Financial networks tapped to move health data
■ A commercial entity is out to prove that health care transactions can be conducted over banking networks using open-source standards and technologies.
By Tyler Chin — Posted Aug. 8, 2005
The Medical Banking Project, a Franklin, Tenn., for-profit think tank, in July launched an initiative to demonstrate that it is feasible to exchange clinical and financial transactions in real time over what it calls a "medical banking platform."
Under the initiative, participants, including banks, hospitals, insurers and clinics in Kentucky, Tennessee and Delaware, will use open-source standards and technologies to exchange financial and clinical transactions in real time over a prototype network, said John Casillas, executive director of the Medical Banking Project. It promotes the integration of banking, credit card and health care networks to reduce health care administrative costs.
"What we're trying to do is demonstrate a network and then leave it up to commercial interests to develop it," Casillas said.
The Medical Banking Project hopes that by proving that health care transactions can be exchanged over the country's existing financial networking infrastructure, banks, health care claims clearinghouses, and companies that sell physician practice-management software and hospital information systems will move to incorporate open-source standards and technologies into their products. The think tank also hopes to make money by offering testing and certification services to those parties.
Open-source is movement under which the source code of software is made available free. Users may modify it with the understanding that they will share their modifications with other users.
If the banking and health care industries make their information systems compatible, doctors would not only get paid faster, but the remittance advice and explanation of benefits could automatically be posted to their practice-management systems without any manual intervention, Casillas said.
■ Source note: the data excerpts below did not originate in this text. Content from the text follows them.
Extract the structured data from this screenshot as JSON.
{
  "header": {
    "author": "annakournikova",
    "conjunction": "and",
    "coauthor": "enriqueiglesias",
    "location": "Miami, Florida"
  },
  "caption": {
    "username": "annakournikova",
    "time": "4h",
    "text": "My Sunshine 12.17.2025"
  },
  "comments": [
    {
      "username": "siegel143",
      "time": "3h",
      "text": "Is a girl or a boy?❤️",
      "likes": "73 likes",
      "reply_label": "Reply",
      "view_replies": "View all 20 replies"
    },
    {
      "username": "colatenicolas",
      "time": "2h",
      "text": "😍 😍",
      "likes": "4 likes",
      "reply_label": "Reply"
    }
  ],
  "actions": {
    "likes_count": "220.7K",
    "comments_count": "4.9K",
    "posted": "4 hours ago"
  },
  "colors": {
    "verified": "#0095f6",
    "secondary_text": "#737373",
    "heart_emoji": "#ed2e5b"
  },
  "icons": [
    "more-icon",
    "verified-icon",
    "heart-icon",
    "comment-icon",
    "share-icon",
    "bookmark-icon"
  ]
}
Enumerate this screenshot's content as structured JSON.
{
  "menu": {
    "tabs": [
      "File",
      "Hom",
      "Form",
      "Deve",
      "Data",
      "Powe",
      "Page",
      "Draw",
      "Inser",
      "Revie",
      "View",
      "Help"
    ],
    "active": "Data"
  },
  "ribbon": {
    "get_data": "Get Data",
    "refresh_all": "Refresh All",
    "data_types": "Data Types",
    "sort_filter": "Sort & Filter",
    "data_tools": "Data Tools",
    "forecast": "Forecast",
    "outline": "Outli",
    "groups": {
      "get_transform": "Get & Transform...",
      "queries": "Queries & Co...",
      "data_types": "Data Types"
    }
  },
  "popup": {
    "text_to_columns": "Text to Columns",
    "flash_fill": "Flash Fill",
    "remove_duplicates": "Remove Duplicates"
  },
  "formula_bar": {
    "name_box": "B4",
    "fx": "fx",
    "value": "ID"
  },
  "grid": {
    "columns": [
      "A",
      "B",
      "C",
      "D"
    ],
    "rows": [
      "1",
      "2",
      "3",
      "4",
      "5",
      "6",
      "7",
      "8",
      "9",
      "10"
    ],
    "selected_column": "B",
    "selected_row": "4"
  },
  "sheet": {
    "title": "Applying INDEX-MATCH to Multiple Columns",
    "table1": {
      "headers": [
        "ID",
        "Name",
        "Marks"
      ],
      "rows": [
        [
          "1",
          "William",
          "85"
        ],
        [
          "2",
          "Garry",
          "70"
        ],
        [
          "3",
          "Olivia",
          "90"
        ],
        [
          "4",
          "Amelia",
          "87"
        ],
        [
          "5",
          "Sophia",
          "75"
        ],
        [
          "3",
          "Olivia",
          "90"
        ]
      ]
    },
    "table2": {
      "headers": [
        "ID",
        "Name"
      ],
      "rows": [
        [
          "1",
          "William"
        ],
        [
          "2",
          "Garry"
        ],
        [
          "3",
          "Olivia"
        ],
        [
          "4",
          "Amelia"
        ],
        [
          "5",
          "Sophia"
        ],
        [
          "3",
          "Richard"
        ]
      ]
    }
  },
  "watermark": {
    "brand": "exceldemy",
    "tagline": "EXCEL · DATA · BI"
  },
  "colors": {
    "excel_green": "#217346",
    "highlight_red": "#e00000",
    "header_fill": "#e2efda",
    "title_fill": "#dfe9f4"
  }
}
Today, most physicians and hospitals transmit claims electronically, but receive payment and EOBs on paper. His group's initiative will automate those paper-based transactions, Casillas said.
To fund its project, the Medical Banking Project will bid for one of the six federal contracts that the Dept. of Health and Human Services will award to support the creation of a national health information network. If the Medical Banking Project fails to land the contract -- bids to HHS were due at press time -- it will use membership dues to fund the initiative. The think tank's 50 members, including physician groups, insurers, hospitals and technology companies, recently earmarked 25% of their dues to fund the open-source initiative, Casillas said. Dues range from $500 to $10,000, depending on the organization's size.
The concept of using the banking infrastructure is doable, said John Osberg, president of Informed Partners LLC, a Marietta, Ga.-based health care technology consultancy.
"I do believe that the infrastructure is very appropriate for the movement of financial information and transactions," Osberg said. "I think it's only a matter of time before that banking infrastructure and use of standards comes to health care and brings economies of scale, much lower transaction processing costs and better efficiencies."
But at this time, however, the banking infrastructure is more suited for moving financial transactions than clinical transactions because the former have been standardized as a result of the Health Insurance Portability and Accountability Act of 1996, Osberg said. Standards for clinical transactions are still under development, he added.